EU summit: Merkel challenged on growth strategy
EU leaders are continuing summit talks in Brussels with Germany resisting pressure to launch eurobonds as a way to ease the eurozone crisis.
Germany's Chancellor Angela Merkel said the bonds, pooling eurozone debt, would violate EU treaties and would "not contribute to kick-starting growth".
France's President Francois Hollande says he wants discussion of eurobonds - and the Irish PM Enda Kenny said the idea would be on the table.
The summit is focusing on growth.
European stock markets fell about 2% amid anxiety that Greece might have to exit the euro. The eurozone is said to be preparing for such a scenario.
Ms Merkel said Wednesday's informal talks would not result in decisions, but would influence formal summit talks in late June.
The leaders would look at ways to deepen the EU internal market, boost mobility in Europe's labour market and better target European Investment Bank funding for projects. Such measures could help stimulate growth, she said.
It is the first opportunity for President Hollande to shift the emphasis from austerity to growth - a key message he gave to French voters, who elected him on 6 May. The Socialist leader's victory is seen as a challenge to the prevailing austerity drive in the EU.
Greece looms large
Speaking on arrival, UK Prime Minister David Cameron urged the EU to tackle the deep problems in the eurozone.
"If we are not going to keep coming back and back to meetings like this, we also need to deal with some of the longer term issues at the heart of a successful single currency," he said.
During talks on Monday among the 17-nation Eurogroup each eurozone country was told to "prepare a contingency plan, individually, for the potential consequences of a Greek exit from the euro", an official close to the talks told Reuters news agency.
Even though that prospect is not formally on the agenda, correspondents say it is sure to be discussed.
Monday's discussions about planning for a possible Greek exit were informal, an EU official told the BBC's Europe editor Gavin Hewitt.
The European Commission faces a dilemma: if it does not draw up such plans it is branded as irresponsible, but if it does it is seen as paving the way for what it wants to avoid most, the official said.
The Organisation for Economic Co-operation and Development (OECD) has warned that the eurozone could slip into "severe recession".
The informal dinner in Brussels on Wednesday evening will be chaired by the European Council President, Herman Van Rompuy.
He has asked leaders to raise "innovative, even controversial, ideas" to stimulate growth, that could lead to decisions at the June EU summit.
Mr Hollande said on Wednesday: "The top priority is injecting liquidity into the European financial system to ensure that European banks, all European banks, can be consolidated."
He was speaking after a meeting with Mariano Rajoy, the prime minister of Spain, whose banks are under severe pressure.
Mr Rajoy denied the banks would need bailout funds, but said the high rates of interest Spain was having to pay were unsustainable.
Both Mr Hollande and Mr Rajoy said it was vital that Greece remained in the euro.
Breaking a recent tradition, Mr Hollande did not hold a pre-summit meeting with Ms Merkel.
He and other leaders may push for a delay to deficit reduction targets, which they believe are strangling growth.
With eurobonds countries could issue debt guaranteed jointly by eurozone members - that would cut the high borrowing costs faced by countries like Spain and Italy and encourage markets to lend to them.
Germany sold sovereign bonds at zero interest on Wednesday, reflecting its "safe haven" status for investors, while Spain and some other countries face rates as high as 6% for their bonds.
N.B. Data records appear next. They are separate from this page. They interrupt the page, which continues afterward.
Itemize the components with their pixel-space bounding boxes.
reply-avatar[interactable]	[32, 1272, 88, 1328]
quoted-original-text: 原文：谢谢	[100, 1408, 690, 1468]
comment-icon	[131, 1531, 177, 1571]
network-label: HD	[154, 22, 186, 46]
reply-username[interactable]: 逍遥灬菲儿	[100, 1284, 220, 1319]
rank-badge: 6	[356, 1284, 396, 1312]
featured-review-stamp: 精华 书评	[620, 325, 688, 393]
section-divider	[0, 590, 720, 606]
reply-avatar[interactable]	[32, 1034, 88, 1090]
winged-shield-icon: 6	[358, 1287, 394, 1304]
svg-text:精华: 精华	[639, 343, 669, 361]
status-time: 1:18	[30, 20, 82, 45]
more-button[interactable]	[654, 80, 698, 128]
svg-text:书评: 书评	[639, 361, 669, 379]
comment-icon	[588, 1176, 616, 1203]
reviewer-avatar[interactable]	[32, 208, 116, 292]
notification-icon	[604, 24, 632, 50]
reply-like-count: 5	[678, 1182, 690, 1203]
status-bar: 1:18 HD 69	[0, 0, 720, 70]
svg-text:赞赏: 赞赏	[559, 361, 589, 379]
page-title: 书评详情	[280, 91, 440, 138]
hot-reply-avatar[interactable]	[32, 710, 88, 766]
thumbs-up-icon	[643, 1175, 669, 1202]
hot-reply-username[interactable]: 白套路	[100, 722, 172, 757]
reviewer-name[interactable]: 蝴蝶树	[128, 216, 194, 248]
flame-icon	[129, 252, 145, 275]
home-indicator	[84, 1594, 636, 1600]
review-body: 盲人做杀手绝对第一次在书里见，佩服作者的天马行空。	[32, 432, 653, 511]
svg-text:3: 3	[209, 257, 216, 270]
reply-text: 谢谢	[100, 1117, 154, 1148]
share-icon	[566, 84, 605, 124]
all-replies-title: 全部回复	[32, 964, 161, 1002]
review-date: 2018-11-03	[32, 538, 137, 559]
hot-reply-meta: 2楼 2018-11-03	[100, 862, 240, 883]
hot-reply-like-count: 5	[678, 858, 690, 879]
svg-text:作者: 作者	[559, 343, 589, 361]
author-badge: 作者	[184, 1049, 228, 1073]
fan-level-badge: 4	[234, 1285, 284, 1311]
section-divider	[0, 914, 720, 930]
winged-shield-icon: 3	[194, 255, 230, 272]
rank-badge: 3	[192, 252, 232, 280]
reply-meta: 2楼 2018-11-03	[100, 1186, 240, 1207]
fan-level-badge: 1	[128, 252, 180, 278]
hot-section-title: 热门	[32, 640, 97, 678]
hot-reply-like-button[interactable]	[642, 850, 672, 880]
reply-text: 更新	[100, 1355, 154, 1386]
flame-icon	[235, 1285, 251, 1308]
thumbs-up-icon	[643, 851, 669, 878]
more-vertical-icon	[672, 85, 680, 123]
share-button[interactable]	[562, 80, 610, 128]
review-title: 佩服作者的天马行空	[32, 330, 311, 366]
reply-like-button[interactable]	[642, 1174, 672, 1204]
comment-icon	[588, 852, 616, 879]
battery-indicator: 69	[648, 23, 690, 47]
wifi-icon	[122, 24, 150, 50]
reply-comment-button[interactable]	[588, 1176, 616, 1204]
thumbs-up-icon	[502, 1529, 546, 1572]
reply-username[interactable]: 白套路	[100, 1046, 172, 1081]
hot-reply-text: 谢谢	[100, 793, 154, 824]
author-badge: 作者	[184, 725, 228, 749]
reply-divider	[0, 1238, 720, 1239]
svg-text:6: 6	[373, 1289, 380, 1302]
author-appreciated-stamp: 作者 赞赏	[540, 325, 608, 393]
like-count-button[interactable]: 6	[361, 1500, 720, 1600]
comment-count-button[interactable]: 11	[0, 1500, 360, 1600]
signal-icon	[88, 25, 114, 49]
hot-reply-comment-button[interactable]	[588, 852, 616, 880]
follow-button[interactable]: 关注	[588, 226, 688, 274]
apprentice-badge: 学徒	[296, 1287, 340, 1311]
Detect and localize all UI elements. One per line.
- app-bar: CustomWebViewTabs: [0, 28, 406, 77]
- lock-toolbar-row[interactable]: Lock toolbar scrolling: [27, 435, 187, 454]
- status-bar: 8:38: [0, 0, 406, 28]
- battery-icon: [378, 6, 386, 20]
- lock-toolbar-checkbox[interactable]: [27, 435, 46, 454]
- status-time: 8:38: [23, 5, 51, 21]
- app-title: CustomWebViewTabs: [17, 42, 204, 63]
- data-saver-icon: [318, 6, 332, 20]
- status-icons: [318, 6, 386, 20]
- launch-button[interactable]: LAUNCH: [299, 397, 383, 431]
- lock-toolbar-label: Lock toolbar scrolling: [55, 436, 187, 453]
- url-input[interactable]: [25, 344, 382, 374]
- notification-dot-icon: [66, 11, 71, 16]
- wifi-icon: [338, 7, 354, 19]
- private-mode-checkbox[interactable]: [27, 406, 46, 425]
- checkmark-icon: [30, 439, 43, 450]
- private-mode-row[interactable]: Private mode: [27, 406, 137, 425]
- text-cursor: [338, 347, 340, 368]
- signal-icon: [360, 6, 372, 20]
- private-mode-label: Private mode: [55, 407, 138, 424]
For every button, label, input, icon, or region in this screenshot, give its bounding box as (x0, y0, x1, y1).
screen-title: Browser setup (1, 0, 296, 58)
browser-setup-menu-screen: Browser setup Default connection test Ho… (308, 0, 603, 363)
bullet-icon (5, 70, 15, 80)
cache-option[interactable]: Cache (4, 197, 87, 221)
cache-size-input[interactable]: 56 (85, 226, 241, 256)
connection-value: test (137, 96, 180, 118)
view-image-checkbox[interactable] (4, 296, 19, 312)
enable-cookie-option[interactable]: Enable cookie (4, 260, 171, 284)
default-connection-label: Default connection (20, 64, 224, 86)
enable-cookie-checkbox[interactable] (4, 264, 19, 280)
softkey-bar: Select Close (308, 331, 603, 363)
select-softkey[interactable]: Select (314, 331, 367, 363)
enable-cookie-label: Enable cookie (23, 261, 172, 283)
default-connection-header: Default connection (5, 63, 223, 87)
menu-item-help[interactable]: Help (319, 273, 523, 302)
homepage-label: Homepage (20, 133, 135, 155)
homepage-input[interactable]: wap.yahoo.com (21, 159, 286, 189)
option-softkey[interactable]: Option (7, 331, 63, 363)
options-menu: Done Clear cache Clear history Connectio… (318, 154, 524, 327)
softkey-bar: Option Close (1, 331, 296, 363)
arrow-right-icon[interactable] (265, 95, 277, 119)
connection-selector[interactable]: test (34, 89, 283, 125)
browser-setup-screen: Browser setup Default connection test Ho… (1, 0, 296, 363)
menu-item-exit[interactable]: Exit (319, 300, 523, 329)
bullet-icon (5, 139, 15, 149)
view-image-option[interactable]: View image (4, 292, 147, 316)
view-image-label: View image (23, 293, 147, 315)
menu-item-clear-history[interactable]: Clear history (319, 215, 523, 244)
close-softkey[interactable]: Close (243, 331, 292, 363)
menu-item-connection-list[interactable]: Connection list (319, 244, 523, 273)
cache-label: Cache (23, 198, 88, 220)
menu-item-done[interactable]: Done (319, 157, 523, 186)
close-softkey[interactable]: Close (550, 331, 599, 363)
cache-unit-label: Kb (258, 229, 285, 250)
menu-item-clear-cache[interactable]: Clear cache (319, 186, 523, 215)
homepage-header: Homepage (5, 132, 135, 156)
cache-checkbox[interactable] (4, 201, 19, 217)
That divergence threatens the very existence of the EU, European Parliament President Martin Schulz warned.
The eurobond idea is backed by several countries as well as the European Commission.
However, Ms Merkel has the support of the Netherlands and Austria in opposing eurobonds.
The BBC's Gavin Hewitt says there is more likely to be consensus on other measures to promote growth.
They are expected to include making better use of the EU's "structural funds" - a large pot of money meant to support infrastructure projects in the EU's poorer countries, and much of which is unallocated.
Ahead of the summit the European Commission announced an allocation of 230m euros (£185m; $290m) from the EU budget for "project bonds", aimed at speeding up investment in Europe's energy, transport and digital networks.
The initiative could trigger more than 4bn euros of private investment, the Commission says.
There is also talk of giving the European Investment Bank a 10bn-euro capital boost to help small businesses.
Our editor says the problem with these ideas is that their impact will come in the long term.
As for Greece, he says the message is likely to remain the same - that Athens must accept the terms of the bailout deal, including austerity measures.